Radioiodination of anti-CD93 mAb and rabbit isotype IgG (dissolved in 0.01% sodium azide, 59% PBS, 40% glycerol and 0.05% BSA, pH 7.2; cat. nos. ab134079 and ab172730; Abcam) with Na125I was performed according to the Iodogen solid-phase labeling method, as previously described (24). In brief, 10 µg anti-CD93 mAb was added to 100 µl phosphate buffer (PB; 0.05 M; pH 7.4), and then 12 megabecquerel (MBq; 12 MBq=300 mCi) Na125I was added.
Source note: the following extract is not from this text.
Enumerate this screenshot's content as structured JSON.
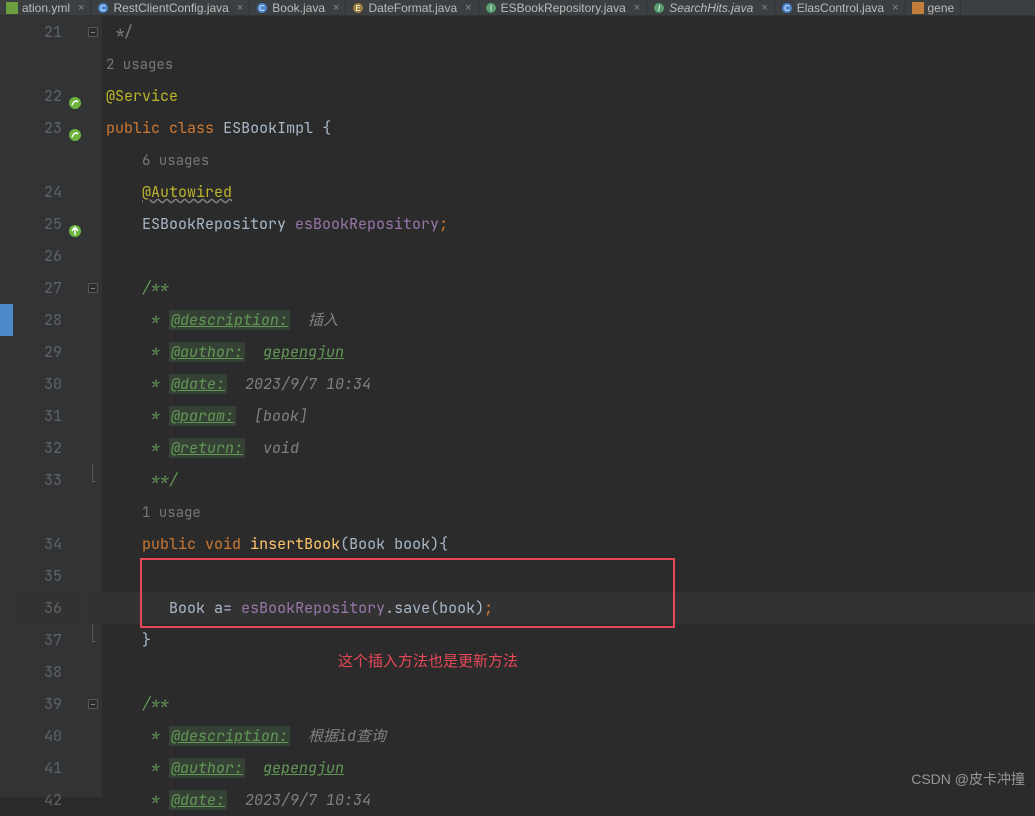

The mixture was incubated for 20 min at 37°C, and the reaction was subsequently terminated by adding 150 µl 0.05 M PB and incubating the mixture for 10 min at 37°C. The labeling compound was purified on a Sephadex G-25 gel filtration column (GE Healthcare Life Sciences) as previously described (25) and the labeling efficiency was calculated. A mixture of 0.9% saline and methanol at a volume ratio of 1:2 was used as an unfolding agent. The stability of 125I-anti-CD93 mAb in vitro was determined in 0.05 M PBS (pH 7.4) or in human serum. The 125I-labeled IgG isotype was used as a non-specific control tracer and was prepared in a similar method as aforementioned.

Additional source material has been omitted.